New PET imaging clinical trial to improve early esophageal, lung cancer detection

Can a simple imaging test help predict the success of cancer treatment, even before the treatment is complete? To begin to answer this question, a new National Cancer Institute-funded clinical trial is using a novel PET (positron emission tomography) imaging technique that could improve the early detection of tumor growth during treatment for esophageal and lung cancer.

Led by Dr. Clifford Chao at NewYork-Presbyterian Hospital, Columbia University Medical Center and Weill Cornell Medical College, the ongoing pilot employs PET scans with a radioactive tracer molecule called FLT (fluoro-L-thymidine), or FLT-PET. The study, one of the first in the United States to use this technique for esophageal and lung cancer, represents a continuation of more than 10 years of research by Dr. Chao and others and builds on evidence that FLT-PET may be more effective than the traditional method using FDG (fluorodeoxyglucose), or FDG-PET.

"Every cancer is slightly different, and response to chemotherapy and radiotherapy is not always predicable. Our goal is to develop a quicker and more effective way to see how a treatment is working while the patient is undergoing the therapy," says Dr. Chao, radiation oncologist-in-chief at NewYork-Presbyterian Hospital, chairman of the Department of Radiation Oncology at Columbia University College of Physicians and Surgeons and chief of the Division of Radiation Oncology at Weill Cornell Medical College. "Today, we have to wait six to eight weeks. Our hope is that FLT-PET will shorten this time significantly."

If shown successful, Dr. Chao says, FLT-PET could "allow us to better tailor treatment to meet the specific needs of individual patients, limiting their exposure to chemo and radiation, and more quickly make any necessary adjustments to their treatment plan."

The approach is designed to visualize big changes in tumor growth.
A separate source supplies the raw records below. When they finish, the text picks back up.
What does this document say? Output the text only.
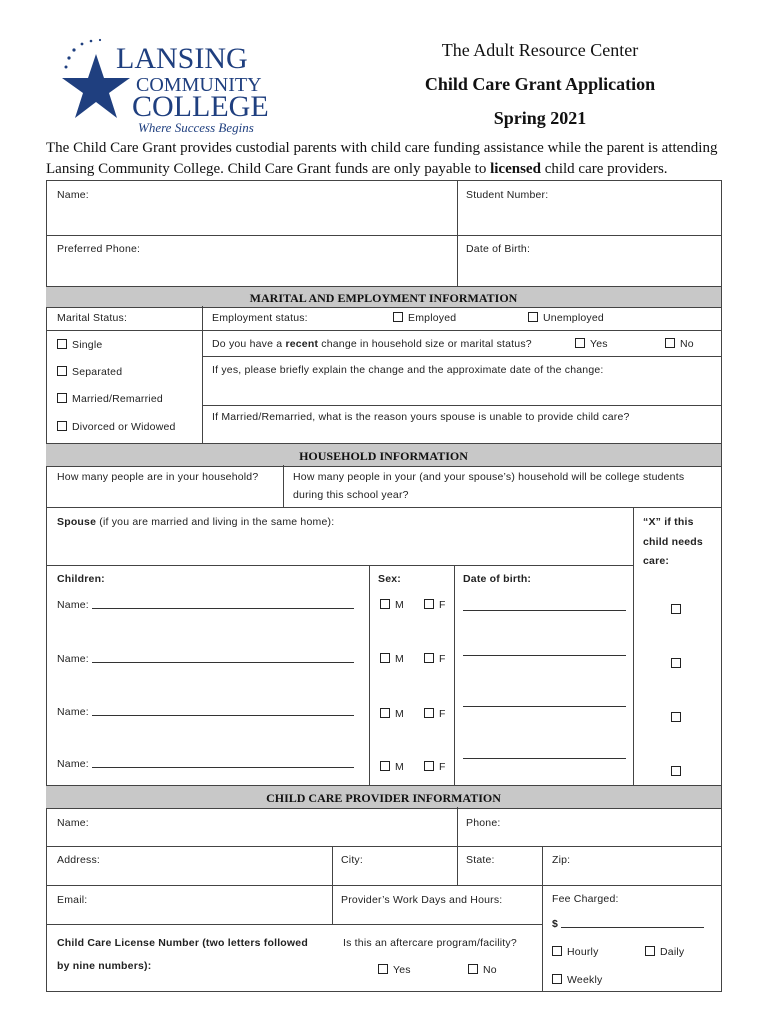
LANSING
COMMUNITY
COLLEGE
Where Success Begins
The Adult Resource Center
Child Care Grant Application
Spring 2021
The Child Care Grant provides custodial parents with child care funding assistance while the parent is attending Lansing Community College. Child Care Grant funds are only payable to licensed child care providers.
Name:	Student Number:
Preferred Phone:	Date of Birth:
MARITAL AND EMPLOYMENT INFORMATION
Marital Status:
Single
Separated
Married/Remarried
Divorced or Widowed
Employment status:	Employed	Unemployed
Do you have a recent change in household size or marital status?	Yes	No
If yes, please briefly explain the change and the approximate date of the change:
If Married/Remarried, what is the reason yours spouse is unable to provide child care?
HOUSEHOLD INFORMATION
How many people are in your household?	How many people in your (and your spouse’s) household will be college students
during this school year?
Spouse (if you are married and living in the same home):	“X” if this
child needs
care:
Children:	Sex:	Date of birth:
Name:	M	F
Name:	M	F
Name:	M	F
Name:	M	F
CHILD CARE PROVIDER INFORMATION
Name:	Phone:
Address:	City:	State:	Zip:
Email:	Provider’s Work Days and Hours:	Fee Charged:
$
Child Care License Number (two letters followed
by nine numbers):
Is this an aftercare program/facility?
Yes	No
Hourly	Daily
Weekly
This works for cancers like esophageal and lung cancer that are treated with radiation and chemotherapy prior to surgery, Dr. Chao explains. It is not intended for breast cancer or other cancers in which surgery is the first course of action, followed by radiation to the surgical margins and chemotherapy to kill any miniscule amounts of cancer remaining.

The new study is recruiting 100 patients with esophageal or lung cancer. They will receive FLT-PET prior to radiation and chemotherapy, then again three weeks later, along with several other routine diagnostic procedures. With FLT-PET, the patient is injected with the FLT tracer and then given a PET scan. The PET machine creates a three-dimensional image of the tumor area based on the distribution of the tracer. Investigators will compare and evaluate the FLT-PET results to standard pathological assessment based on surgical specimens.

Investigators will determine whether the experimental method is more effective than the standard PET technique. The traditional FDG tracer is an analog for sugar and shows how sugar is metabolized in the patient's body. By contrast, FLT is an analog for an organic compound called pyrimidine, which is the building block of DNA synthesis. Dr. Chao explains that the latter approach is much more sensitive and better able pick up on cancer cell activity. He cites early non-clinical studies showing that FLT is able to detect significant changes in tumor proliferation as soon as one day after treatment.